Application of Linear Regression with R

Predicting Final Grades based on GPA

In the problem below, our objective is to identify if there exists a cutoff GPA such that if a student’s’ GPA is below that threshold they tend to fail the class. This allows to identify at-risk students early in the course. Since the GPA is collected at the beginning of the course and the final grades are obtained at the end of the course, it implies that the GPA should be the predictor variable even though we want to identify a cutoff GPA. Therefore, the model we will fit is

final grade ~ GPA

Let us assume that the final grade is linearly related to the students’ GPA. We can check for linearity in a later section. 

> df = read.csv("gpa.csv")

The imported data looks like this. Names are withheld.

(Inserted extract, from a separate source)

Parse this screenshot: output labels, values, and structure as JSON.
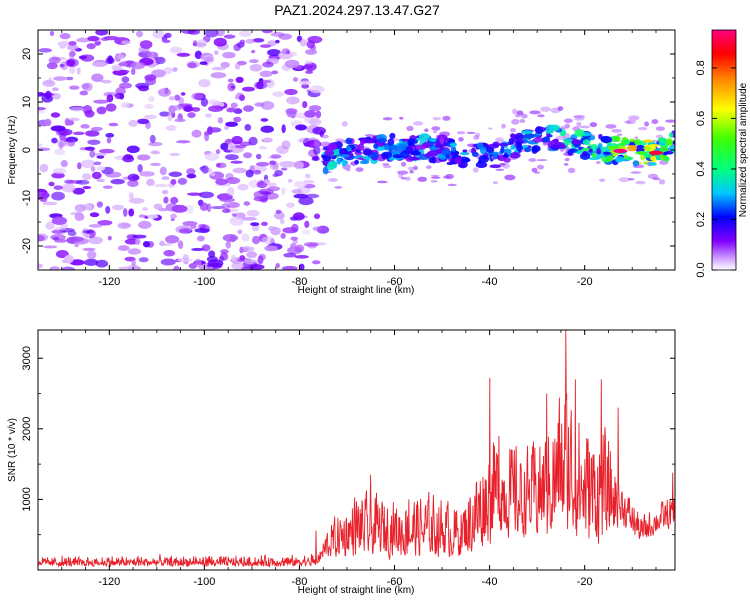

Student CurrentGPA TotalAbsent NumericGrade
***ia 3 15.04 89
***lheid 3.67 21.52 83
***ue 1.2 31.63 17
***tha 2.5 24.56 71
***raina 2 54.04 15
***ia 2.8 13.93 72
***issy 3.33 24.33 79
***ob 2.78 8.15 80
***uel 2.67 10.56 73
***hael 3.1 8.26 79

If we plot the quantile values 

> boxplot(df$NumericGrade)

it would look like this

a1

and if we plot GPA vs FinalGrade it will look like this

a2

We fit the linear model

> gpafit = lm(NumericGrade ~ CurrentGPA, data=df)

Ideally, we should do a test-train split and fit the training data and repeat till we reduce the bias. However, we are going for efficiency her and not accuracy. We plot the fitted line (red line) on the scatter plot of GPA vs FinalGrade.

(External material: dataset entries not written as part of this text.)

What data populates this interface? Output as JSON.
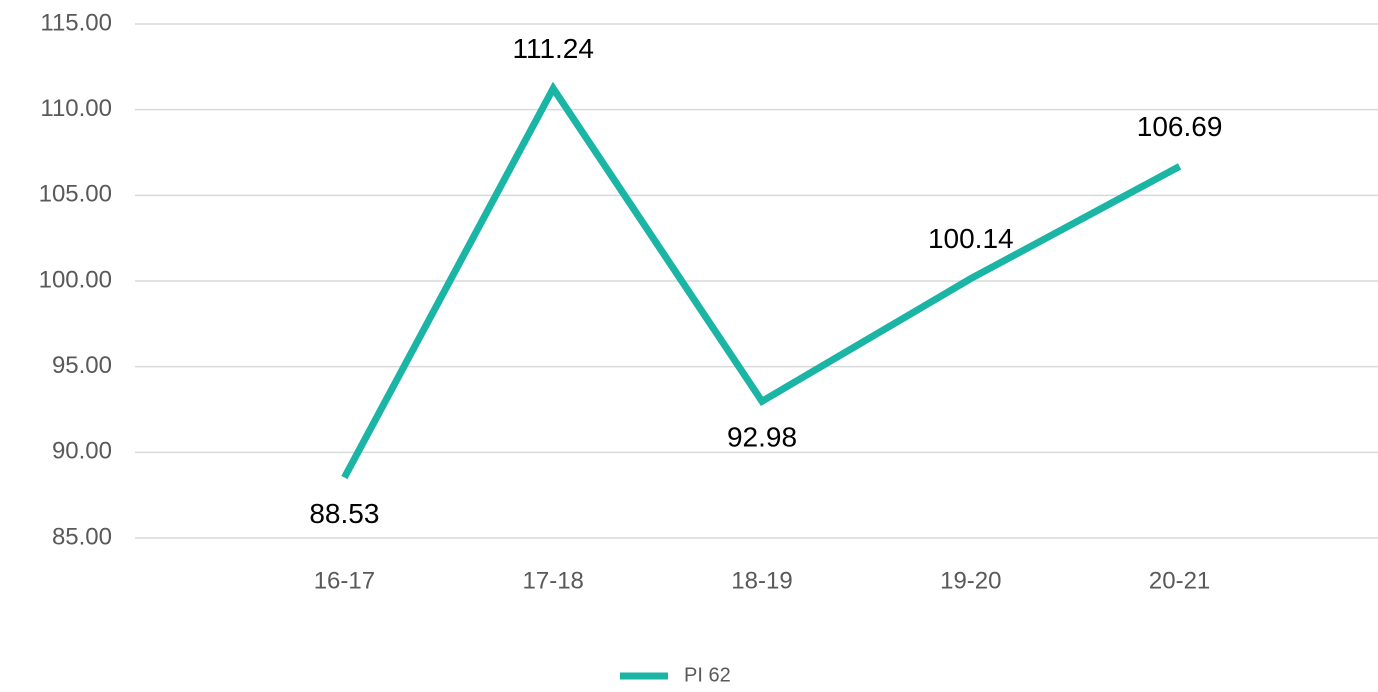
{
  "chart_data": {
    "type": "line",
    "categories": [
      "16-17",
      "17-18",
      "18-19",
      "19-20",
      "20-21"
    ],
    "series": [
      {
        "name": "PI 62",
        "color": "#1ab5a5",
        "values": [
          88.53,
          111.24,
          92.98,
          100.14,
          106.69
        ]
      }
    ],
    "ylim": [
      85,
      115
    ],
    "yticks": [
      {
        "value": 85,
        "label": "85.00"
      },
      {
        "value": 90,
        "label": "90.00"
      },
      {
        "value": 95,
        "label": "95.00"
      },
      {
        "value": 100,
        "label": "100.00"
      },
      {
        "value": 105,
        "label": "105.00"
      },
      {
        "value": 110,
        "label": "110.00"
      },
      {
        "value": 115,
        "label": "115.00"
      }
    ],
    "grid": true,
    "legend": "bottom"
  }
}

> abline(gpafit, col="red")

a4

We want to set a cutoff for the passing grade of 70 and see what is the cutoff GPA for getting 70 and above. Now, we have obtained FinalGrade as a function of GPA and not the other way around.  To predict the GPA (x-value) given FinalGrade (y-value) we need to use the approx() function.

> approx(gpafit$fitted.values, df$CurrentGPA, 70)
$x
[1] 70

$y
[1] 2.680097

From the output we see that when x=70, y=2.68 where x is now the FinalGrade and y is the GPA. approx() takes in a list of x-values and the corresponding y-values as tries a linear interpolation of x_pred to get y_pred = approx(x,y,x_pred). We draw two lines, one at FinalGrade = 70 and one at GPA=2.68 to show our cutoffs.

> plot(df$CurrentGPA, df$NumericGrade, col="blue", 
      xlab = "GPA", ylab="FinalGrade")
> abline(gpafit, col="red")
> abline(v=2.68)
> abline(h=70)

a5

It looks like any student with a GPA>2.68 will tend to pass the course. There are some students who passed the course in spite of having GPA<2.68. But all students with GPA>2.68 passed except one. We can even identify the students by doing a python -like slicing of the dataframe.

> df[df$NumericGrade<70 & df$CurrentGPA>2.68,]
   Student CurrentGPA TotalAbsent NumericGrade
59 ***iola          3       28.04           46

We will run the regression analysis with all the predictor variables including student absenteeism in a later post.